Up until early in the 20th century Market days and Fair days were a very important part of rural life in west Wicklow.
Markets were usually a weekly occurrence where local people brought their produce to sell and the money earned was very important as it was used to pay rents and tithes. Local produce such as butter, eggs, bread and poultry would be sold. Also available would be linen and weaving and basketry depending on the location. Stratford was renowned for the quality of its meat and it is said that the butchers of Donard got their meat there.1
Where markets were weekly events, Fair Days were twice a year and a much bigger affair altogether. The Fair lasted for 2 days and had a livestock sale and a grain sale. Buyers would arrive from the big towns and cities to get the best local goods. Frieze blankets and cloth from the factory at Knocknamunnion in the Glen of Imaal would be on sale. The most important part of the Fair was as a place to find employment, either on the land or the local factory.
News & Politics
Markets and Fairs were regular events with large numbers of local people in attendance and this made them ideal for the passing on of information from the government of the day. Politicians and political figures used them in times of unrest and turmoil to broadcast their message. With many people not being able to read or write and no radio to pass the news around the country, the market and fair days became very important. The Anti-Tithe protests were organised this way to great affect. Michael Dwyer and his men would disrupt these fairs as they were attended by the local Yeomanry and became an ideal time to attack their foe.
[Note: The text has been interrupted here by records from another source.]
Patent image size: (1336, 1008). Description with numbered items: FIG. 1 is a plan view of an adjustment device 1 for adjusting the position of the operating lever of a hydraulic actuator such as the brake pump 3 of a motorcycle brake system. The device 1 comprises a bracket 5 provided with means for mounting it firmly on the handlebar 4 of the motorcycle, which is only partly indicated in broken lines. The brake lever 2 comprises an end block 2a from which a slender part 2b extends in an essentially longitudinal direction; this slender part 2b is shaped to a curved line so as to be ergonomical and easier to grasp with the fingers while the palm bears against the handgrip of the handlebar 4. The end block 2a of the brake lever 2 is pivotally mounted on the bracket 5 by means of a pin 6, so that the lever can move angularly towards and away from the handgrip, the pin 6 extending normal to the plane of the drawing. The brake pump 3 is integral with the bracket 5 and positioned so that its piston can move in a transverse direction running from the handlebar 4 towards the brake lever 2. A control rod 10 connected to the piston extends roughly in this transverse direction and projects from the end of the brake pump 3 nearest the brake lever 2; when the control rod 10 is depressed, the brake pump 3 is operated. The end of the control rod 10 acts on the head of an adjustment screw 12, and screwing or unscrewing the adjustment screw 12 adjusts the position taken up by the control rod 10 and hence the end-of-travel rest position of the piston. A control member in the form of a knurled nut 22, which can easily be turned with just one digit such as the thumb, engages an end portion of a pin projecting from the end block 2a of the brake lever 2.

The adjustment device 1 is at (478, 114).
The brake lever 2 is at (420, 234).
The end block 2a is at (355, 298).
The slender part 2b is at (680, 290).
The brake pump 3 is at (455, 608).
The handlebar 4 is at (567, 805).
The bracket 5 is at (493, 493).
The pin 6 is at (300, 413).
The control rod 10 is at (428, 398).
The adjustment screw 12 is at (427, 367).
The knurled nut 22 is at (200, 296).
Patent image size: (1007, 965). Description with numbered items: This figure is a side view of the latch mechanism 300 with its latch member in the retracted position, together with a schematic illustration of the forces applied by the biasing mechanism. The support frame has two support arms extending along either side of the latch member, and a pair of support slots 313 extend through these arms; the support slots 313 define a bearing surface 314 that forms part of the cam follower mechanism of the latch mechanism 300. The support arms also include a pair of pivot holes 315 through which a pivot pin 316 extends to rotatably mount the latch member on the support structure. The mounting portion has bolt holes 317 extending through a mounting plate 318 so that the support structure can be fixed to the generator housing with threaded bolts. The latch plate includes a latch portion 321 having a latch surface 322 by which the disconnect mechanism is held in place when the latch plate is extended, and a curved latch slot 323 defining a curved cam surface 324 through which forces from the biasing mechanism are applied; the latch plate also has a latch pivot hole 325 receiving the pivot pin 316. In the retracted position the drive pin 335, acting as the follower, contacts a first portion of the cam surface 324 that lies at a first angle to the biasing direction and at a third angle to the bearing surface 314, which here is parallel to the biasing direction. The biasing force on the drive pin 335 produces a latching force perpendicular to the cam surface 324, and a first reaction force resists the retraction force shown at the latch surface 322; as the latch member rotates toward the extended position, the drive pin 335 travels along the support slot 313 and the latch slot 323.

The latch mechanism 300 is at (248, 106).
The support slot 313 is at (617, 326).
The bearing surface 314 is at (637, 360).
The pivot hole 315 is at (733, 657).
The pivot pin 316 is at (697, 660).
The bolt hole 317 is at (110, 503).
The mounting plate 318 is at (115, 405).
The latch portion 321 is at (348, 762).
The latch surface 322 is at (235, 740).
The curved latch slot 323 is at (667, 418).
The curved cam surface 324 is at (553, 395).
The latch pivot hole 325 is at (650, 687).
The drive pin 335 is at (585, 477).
Fair Days were held twice a year and lasted two or three days. They were a great excuse for enjoyment. Many of the fairs held an alcohol licence which helped to lighten the event. Entertainers followed the fairs around the country and it was the only time in the year many people got the opportunity to see a play or have their fortune told or to buy some ‘Snake oil’ to cure all their ailments. It is known that madame Taussaud and her wax sculpture exhibition travelled around Ireland entertaining the locals.
Castleruddery was the Fair Day location from 1620s, held by licence from King Charles 1st.
1st May and 31st October being the dates the fairs were held on annually. Historically the dates picked were suited to the harvest times and local agricultural customs. There was also a market day every week and these were mostly held on a Wednesday or Thursday and never on a weekend, by royal decree.
From the 1740s Castleruddery was an important Toll road and was known as a turnpike road up until the 1840s. The land around the crossroads was the site of the fairs. The Duchas folklore essays which were written in the 1930s recall the local events as told by the older people of the area. In these essays there is mention of the sheep fair at Castleruddery crossroads being held on 3rd July every year as late as the 1940s.2
1.B.F. Gurrin: Land & People in Wicklow 1660-1840, Maynooth University, 2006.
2.www.duchas.ie/the schools collection.